Protests in Ethiopia have taken on a more ominous tone in the past few days. The most recent insurrection is still largely contained in the country’s northwestern regions near Lake Tana, an area populated by the Amhara ethnic group, which represents nearly 30 percent of Ethiopia’s population. But the protests now present a real contest for control over the area. Reports from opposition-leaning information channels increasingly mention armed civilians resisting security operations, and some even claim that local government officials and security forces have been ousted from several population centers. In response, the government has dispatched a large number of troops to the Amhara region over the past two days.
The most important shift in the tenor of the protests have been attempts by civilians to abolish established local administrations and statements indicating that regional councils are being formed to replace them. This is, of course, concerning to the government, and columns of troops and heavy equipment have been seen moving through Ethiopia toward the region. Prime Minister Hailemariam Desalegn said the protests were not out of control and issued assurances that they will be contained. He authorized the country’s armed forces to take “any and all” measures to restore order.

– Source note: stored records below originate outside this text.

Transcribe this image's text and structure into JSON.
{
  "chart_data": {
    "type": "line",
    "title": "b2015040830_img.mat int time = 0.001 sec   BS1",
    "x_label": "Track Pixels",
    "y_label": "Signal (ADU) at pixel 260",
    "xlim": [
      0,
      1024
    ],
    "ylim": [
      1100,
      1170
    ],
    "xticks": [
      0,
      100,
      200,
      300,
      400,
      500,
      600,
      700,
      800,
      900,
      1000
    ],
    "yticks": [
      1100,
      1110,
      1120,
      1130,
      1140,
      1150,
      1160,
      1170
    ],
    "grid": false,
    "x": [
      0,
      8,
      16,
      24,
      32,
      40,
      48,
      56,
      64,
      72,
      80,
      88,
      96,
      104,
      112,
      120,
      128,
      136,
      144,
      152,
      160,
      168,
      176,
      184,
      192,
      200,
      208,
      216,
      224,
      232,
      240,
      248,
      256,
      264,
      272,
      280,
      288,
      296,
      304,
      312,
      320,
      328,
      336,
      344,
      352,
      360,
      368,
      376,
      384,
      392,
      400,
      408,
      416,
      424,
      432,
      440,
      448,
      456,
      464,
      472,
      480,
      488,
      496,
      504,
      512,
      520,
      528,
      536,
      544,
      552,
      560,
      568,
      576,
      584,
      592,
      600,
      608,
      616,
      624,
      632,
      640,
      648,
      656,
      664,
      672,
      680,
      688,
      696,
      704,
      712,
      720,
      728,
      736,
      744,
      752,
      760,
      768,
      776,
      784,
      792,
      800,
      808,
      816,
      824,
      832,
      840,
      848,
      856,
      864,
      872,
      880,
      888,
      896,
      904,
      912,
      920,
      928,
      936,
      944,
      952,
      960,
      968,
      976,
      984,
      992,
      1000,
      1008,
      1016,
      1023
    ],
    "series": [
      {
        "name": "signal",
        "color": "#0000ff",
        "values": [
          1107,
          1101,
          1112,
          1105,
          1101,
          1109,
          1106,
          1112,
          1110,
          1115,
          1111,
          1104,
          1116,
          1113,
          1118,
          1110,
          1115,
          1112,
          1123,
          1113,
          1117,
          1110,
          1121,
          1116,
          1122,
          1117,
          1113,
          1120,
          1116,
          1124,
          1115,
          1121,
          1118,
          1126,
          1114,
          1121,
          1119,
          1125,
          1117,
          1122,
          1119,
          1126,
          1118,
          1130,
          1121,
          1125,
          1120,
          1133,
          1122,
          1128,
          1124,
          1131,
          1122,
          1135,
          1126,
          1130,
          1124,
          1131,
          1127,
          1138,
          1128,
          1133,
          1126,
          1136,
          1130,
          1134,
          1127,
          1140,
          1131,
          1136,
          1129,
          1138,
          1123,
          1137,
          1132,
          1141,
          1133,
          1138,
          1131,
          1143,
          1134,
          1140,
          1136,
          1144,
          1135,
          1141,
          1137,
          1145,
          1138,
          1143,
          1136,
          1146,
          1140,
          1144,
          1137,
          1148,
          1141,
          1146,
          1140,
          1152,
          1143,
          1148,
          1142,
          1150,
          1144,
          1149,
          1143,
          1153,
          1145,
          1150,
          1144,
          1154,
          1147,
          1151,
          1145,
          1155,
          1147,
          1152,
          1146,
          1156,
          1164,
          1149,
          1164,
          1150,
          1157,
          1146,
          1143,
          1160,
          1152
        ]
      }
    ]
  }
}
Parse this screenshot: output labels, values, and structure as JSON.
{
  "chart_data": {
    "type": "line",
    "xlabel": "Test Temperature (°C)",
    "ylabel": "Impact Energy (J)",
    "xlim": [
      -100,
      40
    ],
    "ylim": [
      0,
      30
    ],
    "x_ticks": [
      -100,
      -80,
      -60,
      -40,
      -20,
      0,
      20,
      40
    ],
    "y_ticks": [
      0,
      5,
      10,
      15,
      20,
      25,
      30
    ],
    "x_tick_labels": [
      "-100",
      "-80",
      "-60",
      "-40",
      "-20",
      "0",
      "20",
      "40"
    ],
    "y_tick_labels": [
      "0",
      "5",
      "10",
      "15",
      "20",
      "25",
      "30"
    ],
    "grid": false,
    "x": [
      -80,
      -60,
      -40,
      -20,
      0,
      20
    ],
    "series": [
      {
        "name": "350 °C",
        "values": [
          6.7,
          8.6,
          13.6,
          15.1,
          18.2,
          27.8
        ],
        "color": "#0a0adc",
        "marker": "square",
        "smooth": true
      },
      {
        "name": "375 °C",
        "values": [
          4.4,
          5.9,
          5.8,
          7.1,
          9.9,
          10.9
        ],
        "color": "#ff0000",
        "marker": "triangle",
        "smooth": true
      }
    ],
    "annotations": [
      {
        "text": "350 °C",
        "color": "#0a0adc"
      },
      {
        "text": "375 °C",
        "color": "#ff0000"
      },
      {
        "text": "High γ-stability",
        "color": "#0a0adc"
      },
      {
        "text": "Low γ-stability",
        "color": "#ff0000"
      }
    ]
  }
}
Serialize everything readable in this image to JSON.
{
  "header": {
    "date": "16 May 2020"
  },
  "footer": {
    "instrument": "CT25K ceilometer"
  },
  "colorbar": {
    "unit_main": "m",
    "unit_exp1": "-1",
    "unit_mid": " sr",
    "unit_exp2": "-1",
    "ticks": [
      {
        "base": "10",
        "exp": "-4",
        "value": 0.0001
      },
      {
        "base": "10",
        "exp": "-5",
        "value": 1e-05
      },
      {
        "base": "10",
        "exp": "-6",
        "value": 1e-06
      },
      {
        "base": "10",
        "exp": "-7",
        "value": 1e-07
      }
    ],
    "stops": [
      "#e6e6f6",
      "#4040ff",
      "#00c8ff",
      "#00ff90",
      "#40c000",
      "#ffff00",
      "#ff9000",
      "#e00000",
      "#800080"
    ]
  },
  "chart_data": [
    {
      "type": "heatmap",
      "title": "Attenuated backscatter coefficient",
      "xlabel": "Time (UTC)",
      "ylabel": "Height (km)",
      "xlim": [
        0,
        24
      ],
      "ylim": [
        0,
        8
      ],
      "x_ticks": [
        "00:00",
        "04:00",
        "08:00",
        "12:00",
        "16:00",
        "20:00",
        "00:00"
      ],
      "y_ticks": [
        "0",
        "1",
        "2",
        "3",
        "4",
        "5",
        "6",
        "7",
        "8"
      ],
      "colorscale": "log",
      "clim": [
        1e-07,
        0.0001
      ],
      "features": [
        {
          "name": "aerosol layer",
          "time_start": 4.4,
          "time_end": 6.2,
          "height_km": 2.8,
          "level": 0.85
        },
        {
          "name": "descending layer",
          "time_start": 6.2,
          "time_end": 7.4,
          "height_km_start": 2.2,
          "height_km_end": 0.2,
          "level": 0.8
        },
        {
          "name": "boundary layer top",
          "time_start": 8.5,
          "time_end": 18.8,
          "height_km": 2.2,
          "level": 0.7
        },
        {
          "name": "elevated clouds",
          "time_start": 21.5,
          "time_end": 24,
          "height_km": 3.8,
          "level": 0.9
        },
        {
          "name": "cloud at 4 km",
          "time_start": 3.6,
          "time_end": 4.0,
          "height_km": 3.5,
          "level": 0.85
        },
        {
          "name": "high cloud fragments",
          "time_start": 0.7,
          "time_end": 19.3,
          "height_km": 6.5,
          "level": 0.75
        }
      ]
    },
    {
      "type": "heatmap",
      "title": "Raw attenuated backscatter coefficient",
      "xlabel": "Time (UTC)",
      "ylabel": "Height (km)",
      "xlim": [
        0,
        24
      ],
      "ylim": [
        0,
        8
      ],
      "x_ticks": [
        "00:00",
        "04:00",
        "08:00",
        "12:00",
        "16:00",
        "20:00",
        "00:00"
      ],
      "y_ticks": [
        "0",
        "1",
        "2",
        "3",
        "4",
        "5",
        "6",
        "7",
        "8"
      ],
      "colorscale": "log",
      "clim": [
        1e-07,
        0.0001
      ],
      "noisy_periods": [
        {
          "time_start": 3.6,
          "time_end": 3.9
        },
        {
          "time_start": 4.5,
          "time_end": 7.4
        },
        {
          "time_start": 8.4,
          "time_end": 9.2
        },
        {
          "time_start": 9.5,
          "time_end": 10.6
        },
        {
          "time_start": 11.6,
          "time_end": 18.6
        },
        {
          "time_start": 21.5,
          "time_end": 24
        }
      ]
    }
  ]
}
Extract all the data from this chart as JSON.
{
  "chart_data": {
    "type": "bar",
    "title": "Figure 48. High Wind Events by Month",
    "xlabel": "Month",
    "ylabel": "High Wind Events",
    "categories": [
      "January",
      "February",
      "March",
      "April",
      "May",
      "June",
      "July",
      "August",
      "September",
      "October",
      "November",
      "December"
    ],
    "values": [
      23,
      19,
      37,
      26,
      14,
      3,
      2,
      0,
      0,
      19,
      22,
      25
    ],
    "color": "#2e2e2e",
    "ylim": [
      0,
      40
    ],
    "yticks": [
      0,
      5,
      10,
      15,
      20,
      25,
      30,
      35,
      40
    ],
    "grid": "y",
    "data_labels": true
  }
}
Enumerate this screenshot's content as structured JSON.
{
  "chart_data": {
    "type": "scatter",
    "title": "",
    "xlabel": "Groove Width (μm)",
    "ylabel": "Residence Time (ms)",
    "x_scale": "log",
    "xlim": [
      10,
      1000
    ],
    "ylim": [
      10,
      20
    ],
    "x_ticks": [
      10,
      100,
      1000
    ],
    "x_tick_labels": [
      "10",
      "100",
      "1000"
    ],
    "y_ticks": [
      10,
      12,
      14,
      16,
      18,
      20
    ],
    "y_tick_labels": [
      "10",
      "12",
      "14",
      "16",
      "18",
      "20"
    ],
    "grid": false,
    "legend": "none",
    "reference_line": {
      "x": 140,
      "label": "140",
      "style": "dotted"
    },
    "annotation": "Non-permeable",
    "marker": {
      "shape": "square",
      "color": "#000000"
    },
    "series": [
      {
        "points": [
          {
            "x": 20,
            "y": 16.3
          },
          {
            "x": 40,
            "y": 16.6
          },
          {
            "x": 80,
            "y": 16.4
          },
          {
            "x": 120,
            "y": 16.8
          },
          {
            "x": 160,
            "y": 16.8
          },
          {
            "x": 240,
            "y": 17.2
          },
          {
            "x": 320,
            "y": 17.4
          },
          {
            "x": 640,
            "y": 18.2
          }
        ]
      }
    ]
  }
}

Although the government also pledged to make some minor reforms to address corruption in the ruling class, they fall far short of the larger demands by unhappy Ethiopians to end the rule of the Tigray ethnic group, which constitutes just 6 percent of the population. A regionwide crackdown against the unrest is expected, as troops move into the Gondar zone in the northern part of the Amhara region (though they have had to alter their routes to avoid barricades erected along the main roads into the protest areas).
The Amhara protests, which followed almost a year of protests by the Oromo people in other parts of the country, initially had been limited to almost daily protests or strikes in cities such as Gondar and Bahir Dar and sporadic protest marches in other areas. The activity has dramatically increased during the past week, however, and near constant demonstrations now pervade the core Amhara region. Instead of protesters coming to the streets to face security forces, civilians are now directly targeting military personnel and government officials — as well as their private residences — throughout the region. Those activities appear to be coordinated only locally, and there have not been signs of regionwide organization. If troops are unable to rapidly reinstate the local administrations and security forces, the region could provide a breeding ground for a further expansion of resistance to the government. If, however, the regional crackdown in progress succeeds, it will drain the protest movement of much of its momentum.